Think back when you were a child and you would hear a story, told by a parent or a teacher perhaps. Remember how the voice, the rhythm and particular words would image a story in your head and put emotions in your heart. You’d get the thrill of a new experience without risking any pain or hardship. As a listener, you live and relive events through the story. Do you feel the power of stories now? Let’s tell your story.

An authentic brand story typically has the following characteristics:

  1. The brands uniqueness
  2. The foundation
  3. The problem you solve
  4. The eureka moments you’ve had
  5. The development of your brand

And what better than to illustrate these five points than with a story? A famous brand story is from Sir James Dyson, the British inventor and founder of the Dyson Company. Straight from Wikipedia:

In 1974, James Dyson bought a Hoover Junior vacuum cleaner, which became clogged quickly and lost suction over time. Frustrated, Dyson emptied the bag to try to restore the suction but this had no effect. On opening the bag to investigate, he noticed a layer of dust inside, clogging the fine material mesh… And of course the story continues. Dyson discovers that giant cyclone systems work better, but that these are usually not applied on a smaller scale because of the higher cost. Then, using cardboard and Scotch tape, he realizes the principle actually could be applied for a much lower cost.

Stories are easier to remember than unrelated facts and incidents – they make strong connections in our brains that are more readily stored in our memories. Stories give context and meaning to our world. After reading the Dyson brand story, you don’t associate Dyson anymore with a highly priced vacuum cleaner that apparently works really well. You’ll remember James Dyson getting frustrated with his vacuum cleaner and then tinkering with scotch tape to find a better solution. You remember the why behind Dyson, something you can relate to.
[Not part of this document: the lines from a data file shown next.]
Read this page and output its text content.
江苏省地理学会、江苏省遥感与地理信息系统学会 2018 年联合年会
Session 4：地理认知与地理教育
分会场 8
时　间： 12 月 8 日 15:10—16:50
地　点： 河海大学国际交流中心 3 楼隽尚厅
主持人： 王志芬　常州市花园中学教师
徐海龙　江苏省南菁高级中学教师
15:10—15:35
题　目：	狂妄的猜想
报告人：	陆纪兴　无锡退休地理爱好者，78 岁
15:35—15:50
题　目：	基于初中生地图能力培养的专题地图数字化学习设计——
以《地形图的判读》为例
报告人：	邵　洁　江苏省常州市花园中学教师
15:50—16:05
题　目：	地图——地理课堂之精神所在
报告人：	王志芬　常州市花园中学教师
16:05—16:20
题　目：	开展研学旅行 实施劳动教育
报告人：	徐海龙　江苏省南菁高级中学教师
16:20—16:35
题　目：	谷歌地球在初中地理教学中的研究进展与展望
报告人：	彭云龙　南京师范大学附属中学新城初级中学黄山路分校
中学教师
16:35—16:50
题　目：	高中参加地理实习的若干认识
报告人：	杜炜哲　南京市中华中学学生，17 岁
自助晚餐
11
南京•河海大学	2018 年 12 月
Storytelling also works for B2B, HP shows in The Wolf featuring Christian Slater. As the top comment on YouTube notes: “This is way better than most of the stuff shown in movie theaters tbh.

Inspire, surprise or inform

Besides creating stories yourself, you can also inspire your customers, specifically your brand influencers. With the behavior you exhibit as a brand and the great brand experience your brand gives, you can motivate customers to share their story on social media. Like National Geographic does with photo contests or Spotify with playful campaigns that feature unusual user playlists, like I Don’t Know How to Make a Playlist or root canal songs. That’s how you put your audience on a stage themselves.
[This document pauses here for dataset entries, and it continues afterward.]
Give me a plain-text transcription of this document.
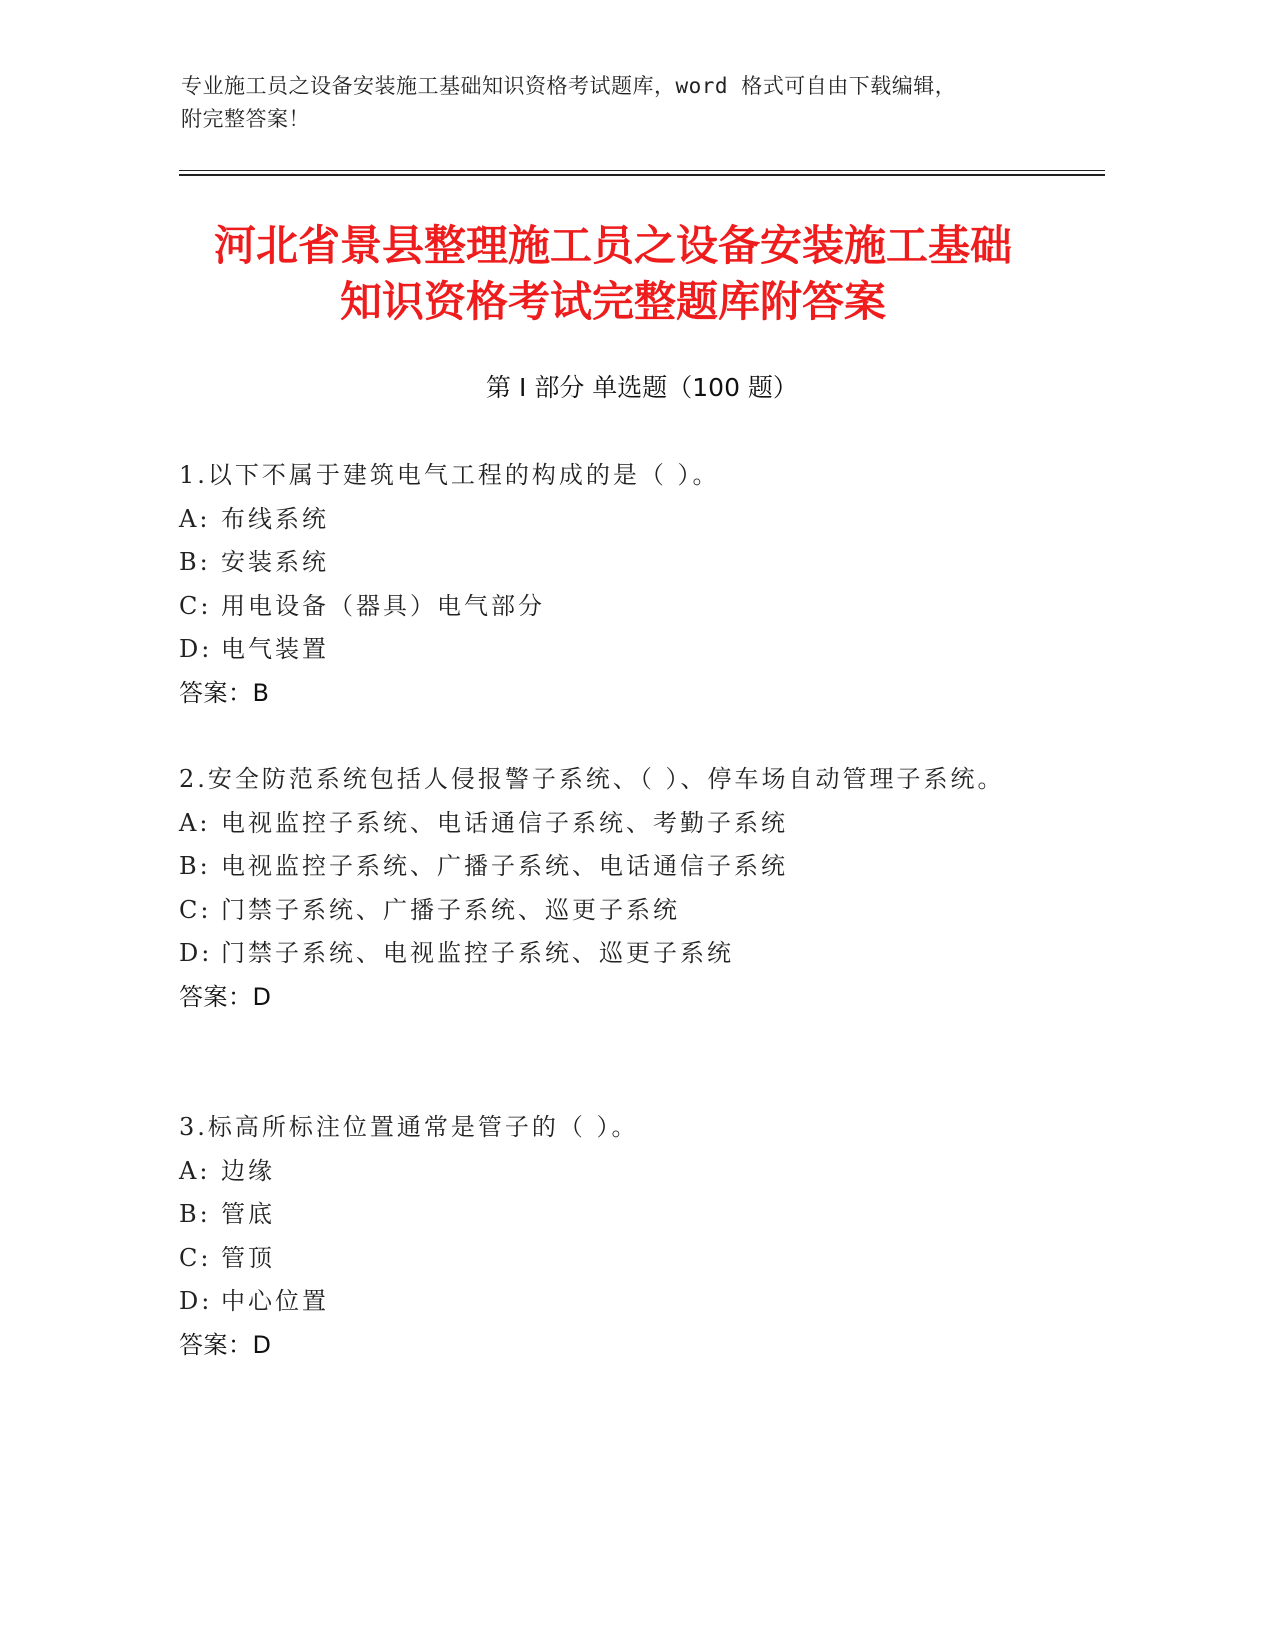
专业施工员之设备安装施工基础知识资格考试题库，word 格式可自由下载编辑，
附完整答案！
河北省景县整理施工员之设备安装施工基础
知识资格考试完整题库附答案
第 I 部分 单选题（100 题）
1.以下不属于建筑电气工程的构成的是（ ）。
A: 布线系统
B: 安装系统
C: 用电设备（器具）电气部分
D: 电气装置
答案：B
2.安全防范系统包括人侵报警子系统、（ ）、停车场自动管理子系统。
A: 电视监控子系统、电话通信子系统、考勤子系统
B: 电视监控子系统、广播子系统、电话通信子系统
C: 门禁子系统、广播子系统、巡更子系统
D: 门禁子系统、电视监控子系统、巡更子系统
答案：D
3.标高所标注位置通常是管子的（ ）。
A: 边缘
B: 管底
C: 管顶
D: 中心位置
答案：D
Of course, for most brands the focus lies with their website. Today, a website should inspire, surprise or inform you thoroughly. A grid with only products says little, save price and description. That’s not how you sell Dyson products, unless you’re the cheapest. Also, in most markets the assortment and online competition are only getting bigger. Any selection given to the customer is more often a result of chance than of choice. Take a site like Booking.com for instance, that many of us will have used. Even if you're looking in a small area for some nice hotel, it feels like finding a needle in a haystack. Wouldn’t it be a great if you could always choose for the same hotel chain instead?

From trust comes loyalty

Branding helps the customer to choose. If I buy from here, it's going to be great. With a strong brand, the customer can rely on a certain quality or service that the brand promises. Or the customer identifies with the transcending idea of the brand, like the ethical clothing brand Patagonia that considers itself an activist company. Brands are not about fiction or fantasy, it’s about revealing the essence of the company and adding character to encourage people to identify with your brand. If you do this well, you’ll build a community that is loyal to your brand. And when they pass it on to others, they’re not talking about your prices. They talk about the values they share with you.